Un ballo prima dell’apocalisse ?
Sì.
Ma che sia breve ed intenso, un dolce e struggente volteggio sulle punte e non, di abbandono.
Di ricordi.
Di estasi.
Questo ed anche altro sulle emittenti stordenti di MTV ed affini, dove quel video clip di Dancing with Tears in My Eyes trovò quel singolare spazio tra le tante ( e diciamolo …) amenità musicali proposte all’epoca.
L’appuntamento con l’Apocalisse era fissato per la Mezzanotte, ma poteva essere diversamente, quello era ed è sempre stato l’orario ideale per questo genere di cose; Armageddon, vampiri risorti da fosse maleodoranti e lupi mannari americani trapiantati a Londra. Ma qui Ure & C. si superarono, si portarono dentro una valigetta in formato bignami tutta quella decadenza della letteratura di Edgar Allan Poe, l’immaginifico più cupo di Carl Theodor Dreyer, l’elegia romantica dei cugini disadattati androidi ed ex punk di Foxxiana memoria e con l'aggraziata mescola di tutti quei saporiti ingredienti si convertì il tutto alla fede più integralista e New Romantic.
Era proprio quel trasporto di ultimo desiderio, quel dolce calar del lenzuolo sulla propria esistenza. Ombre e polvere prima di sparire per sempre.

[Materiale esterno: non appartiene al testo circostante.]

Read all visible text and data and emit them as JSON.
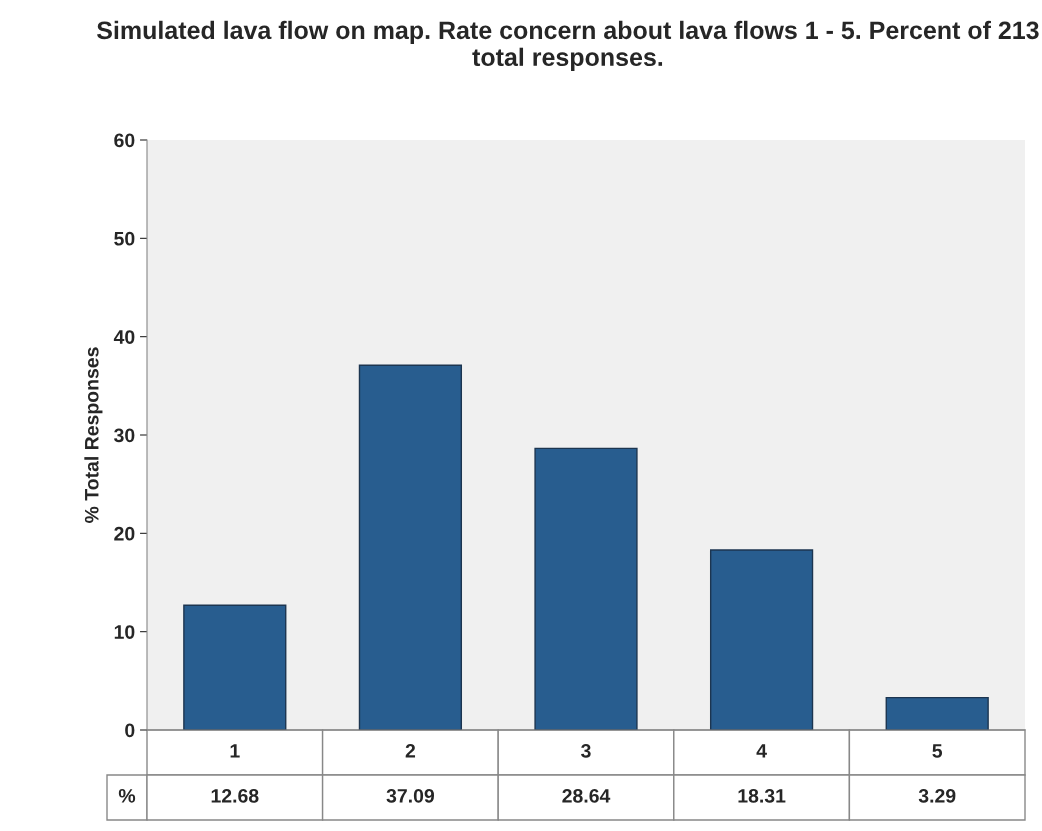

L’ attimo prima di scomparire in quel bagliore bianco ed accecante.
E ci siamo anche capiti che questo ultimo ballo era qualcosa di bello e strano. Un abbraccio forte prima di implodere con la follia del mondo attorno, non era certo la danza prima dei Corn Flakes e di tutti i giorni di Wang Chung e tantomeno The Politics of Dancing di Re-Flex . Gli 80’s, anni ambigui e perversi, l’insostenibile leggerezza dell’essere pop di Easy Lady, i fianchi ondeggianti e palestrati della Isla Bonita in infelice convivenza con l’esprit New Wave e decadente, che lento e tra ombre era lesto ad insinuarsi. Quella madeleine che aveva quel retro gusto agrodolce e che continuava a rotolare sull’emisfero pop dai tempi di Hiroshima Mon Amour.
Ma Lament è anche altro.
E’ una immersione profonda nella Stonehenge del Nord, in quel misticismo della copertina, che inizialmente doveva essere completamente nera. E invece per ricordare ancora la storia dell’ uomo prevalse la scelta di raffigurare quelle millenarie pietre erette sull’Isola di Lewis in Scozia, ribattezzate dagli abitanti come le pietre na fir bhrèige, ovvero i “falsi uomini” .
Mano nella mano, assaporando il passato, mentre beviamo questo dono per voi. Mano nella mano, assaporando il passato, mentre beviamo da tutto questo.
E’ visione di terre dimenticate, di divinità celtiche millenarie che spettrali si aggirano sugli scheletri di un’Europa che verrà presto saccheggiata della sua Bellezza. La strada verso i totalitarismi era stata appunto già tracciata, prendendo forza dalla distrazione delle masse, avvolte in tutta quella glassa patinata e oceani di pop corn. Ma c’è un filo di speranza, stiamo accanto alle Vecchie Pietre Noi ed una Dea celtica sta con noi. E piange per Noi e per le nostre agonie, ( lo dicono i testi! ).
Tutto l’incredibile spleen di questo album è ridotto all’essenza nella vibrante A Friend I Call Desire, brano portante e manifesto che farà scuola e fortuna di tutta una sbandata generazione di malinconici sintetici, pronipoti di Connie Plank , di algidi performer come Martin Gore che da questa generazione di originali cantastorie cyberpunk e col senno di poi new romantic coglieranno essenziali ispirazioni.
E quella corsa affannosa nella metropoli in spegnimento per raggiungere l’amata per l’ultima volta è tutta nel tappeto sonoro dei cupissimi synth di A Friend I Call Desire, tra palazzi e strade che sono sul punto di imbiancarsi nel nulla, di sogni che stanno dissolvendosi per l’eternità, tra angeliche ed intrecciate femminili vocalità, abbiamo barattato la nostra ragione con i nostri desideri, il nostro intelletto con le nostre voglie, la nostra anima con miseri beni? E, meglio ancora, sappiamo almeno di aver perso qualcosa?
Insomma, questi anni 80 non sono stati proprio una passeggiata.